At the time President Obama made his proclamation against un-civil political discourse following the shooting of Arizona Congresswoman Gabby Giffords, many pundits, myself included, projected that the decree would end up being unilateral in application and short lived at any rate.

That did, of course, end up being the case, as underscored by a speech given last Monday by Teamsters Union boss James Hoffa Jr. introducing the President, in which he broke every contrived rule of the new civility code in a span of less than a minute – including martial references, a rhetorical call to war, and an admonition to his followers to “take these son of b****es out”.

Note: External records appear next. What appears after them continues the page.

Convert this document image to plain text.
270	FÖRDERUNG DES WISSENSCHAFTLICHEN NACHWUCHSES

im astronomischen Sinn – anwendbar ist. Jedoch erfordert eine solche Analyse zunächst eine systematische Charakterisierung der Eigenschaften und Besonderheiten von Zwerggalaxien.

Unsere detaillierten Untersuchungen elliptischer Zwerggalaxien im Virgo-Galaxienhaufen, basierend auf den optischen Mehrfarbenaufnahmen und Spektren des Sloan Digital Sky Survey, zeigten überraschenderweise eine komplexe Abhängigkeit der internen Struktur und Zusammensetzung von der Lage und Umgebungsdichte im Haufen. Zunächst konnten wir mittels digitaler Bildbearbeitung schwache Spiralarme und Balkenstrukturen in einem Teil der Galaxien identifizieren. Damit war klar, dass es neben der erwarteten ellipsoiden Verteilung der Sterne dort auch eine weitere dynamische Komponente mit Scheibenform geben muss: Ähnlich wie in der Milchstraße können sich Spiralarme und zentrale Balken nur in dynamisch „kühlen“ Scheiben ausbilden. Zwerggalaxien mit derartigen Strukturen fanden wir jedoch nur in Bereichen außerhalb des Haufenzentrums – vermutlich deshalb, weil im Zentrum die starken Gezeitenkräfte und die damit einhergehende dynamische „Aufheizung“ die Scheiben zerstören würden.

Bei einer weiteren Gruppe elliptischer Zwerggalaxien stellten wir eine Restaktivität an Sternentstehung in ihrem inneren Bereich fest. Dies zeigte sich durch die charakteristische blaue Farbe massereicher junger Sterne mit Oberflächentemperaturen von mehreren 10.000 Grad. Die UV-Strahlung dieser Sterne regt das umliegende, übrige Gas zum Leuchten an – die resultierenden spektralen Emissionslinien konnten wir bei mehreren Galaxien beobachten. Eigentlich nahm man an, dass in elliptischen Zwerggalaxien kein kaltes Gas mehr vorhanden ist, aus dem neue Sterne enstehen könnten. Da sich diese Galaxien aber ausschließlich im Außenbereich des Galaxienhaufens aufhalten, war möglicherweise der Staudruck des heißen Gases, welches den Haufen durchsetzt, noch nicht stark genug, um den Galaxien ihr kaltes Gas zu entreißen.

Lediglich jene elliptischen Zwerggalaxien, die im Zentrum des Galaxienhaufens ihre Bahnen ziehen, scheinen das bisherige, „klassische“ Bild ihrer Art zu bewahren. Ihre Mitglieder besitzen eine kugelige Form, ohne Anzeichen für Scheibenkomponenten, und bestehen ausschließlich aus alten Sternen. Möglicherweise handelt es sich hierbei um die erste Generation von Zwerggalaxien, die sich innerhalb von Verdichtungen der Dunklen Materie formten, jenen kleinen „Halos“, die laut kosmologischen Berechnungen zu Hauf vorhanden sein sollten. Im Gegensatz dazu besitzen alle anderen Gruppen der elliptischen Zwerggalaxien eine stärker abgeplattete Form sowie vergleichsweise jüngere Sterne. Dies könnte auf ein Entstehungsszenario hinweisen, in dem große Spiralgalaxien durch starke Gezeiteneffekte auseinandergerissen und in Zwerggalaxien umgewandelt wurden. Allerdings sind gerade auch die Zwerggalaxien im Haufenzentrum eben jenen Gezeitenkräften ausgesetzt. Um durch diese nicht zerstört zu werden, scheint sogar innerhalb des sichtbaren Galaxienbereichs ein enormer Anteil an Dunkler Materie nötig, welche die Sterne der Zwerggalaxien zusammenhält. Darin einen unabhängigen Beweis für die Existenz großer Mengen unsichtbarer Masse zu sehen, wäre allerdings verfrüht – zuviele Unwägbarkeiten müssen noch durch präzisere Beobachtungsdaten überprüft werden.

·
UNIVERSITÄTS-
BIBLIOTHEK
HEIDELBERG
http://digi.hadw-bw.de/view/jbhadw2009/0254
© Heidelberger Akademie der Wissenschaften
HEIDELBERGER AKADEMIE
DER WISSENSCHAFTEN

President Obama condemned neither the tone nor the content of the speech, while White House spokesmen and Democrat leaders employed more than the usual amount of circumlocution in evading questions designed to elicit some sort of official response to the comments. This naturally led to some questioning of the sincerity of the President’s directive, made nine months ago.

Mr. Hoffa’s remarks Monday were not the first violation of this edict to come from the left, though they stamped an indelible exclamation point to the charge that the President’s well intentioned admonition toward a more civil tone in political discussion has unfortunately devolved into little more than an hypocritical joke.

Mr. Hoffa’s comments make that much clear. Of equal note, however, is the deeper hypocrisy revealed in the less ostensibly offensive parts of the speech.

Hoffa stated that the tea party – and by extension I assume he means the Republicans, and all other arms of conservatism – has “declared war against workers”, and that these workers stand ready to serve as Obama’s “army”.

An army supporting what? Here’s where things get tricky for the union boss, not to mention the President himself. Hoffa’s speech implicitly and explicitly declared that the President’s policies are good for, and by extension are to be supported by, America’s working people.

And yet the speech was back dropped by two recent events which belie this contention. The first being the most recent report on job creation, for the month of August – which reports that no jobs were created in the month of August.

This is an acutely stinging indictment of the administration’s policies. It cannot be explained away as some sort of snapshot anomaly either, not when the unemployment rate remains about where it has been stuck at for the past 24 months. If we accept the assumption that being employed is in the best interest of workers, then the conclusion that Obama’s policies have been beneficial to the worker is a stretch that requires a particularly elastic imagination.

As damaging as the empirical employment numbers (or lack thereof) are to apologists for the President’s economic strategy, the greatest monument to date of the failure of the Obama agenda is the collapse of California-based solar panel producer, Solyndra.

Solyndra  was the crown jewel of the Obama “green jobs” program, earning it not only the directed praise of the President and Vice President, but also a half-trillion dollar “investment” of taxpayers money, justified as an investment in the business of tomorrow.  Unfortunately, the business of tomorrow was quite ill-prepared to operate in the market of today.

One has to wonder if the fate of the 1100 now unemployed Solyndra workers is what Hoffa has in mind as an objective as he prepares orders for his “army”.

Solyndra was a tragically perfect example of the folly of government’s attempts to create jobs through market manipulation. Obama thought that he could create demand by decree – the realities of the marketplace declared otherwise, and what we are left with is $500 billion wasted, more people unemployed, and absolutely nothing accomplished in terms of economic recovery.

So it was under these shadows that Mr. Hoffa offered his latest class warfare diatribe. If he were serious about advocating for the American worker, he would be a little more careful about fraternizing with a party and policies that have a track record of sustaining unemployment, and perhaps embrace policies that would re-open opportunities for American workers – policies such as lowering the corporate tax rate, relieving regulatory pressure, and producing domestic energy resources, to name a few – rather than bombastically heap aspersions on those who advance such ultimately pro-worker policies.

Until then, it would appear the left is about as serious about jobs and workers as it was about civility in the public arena.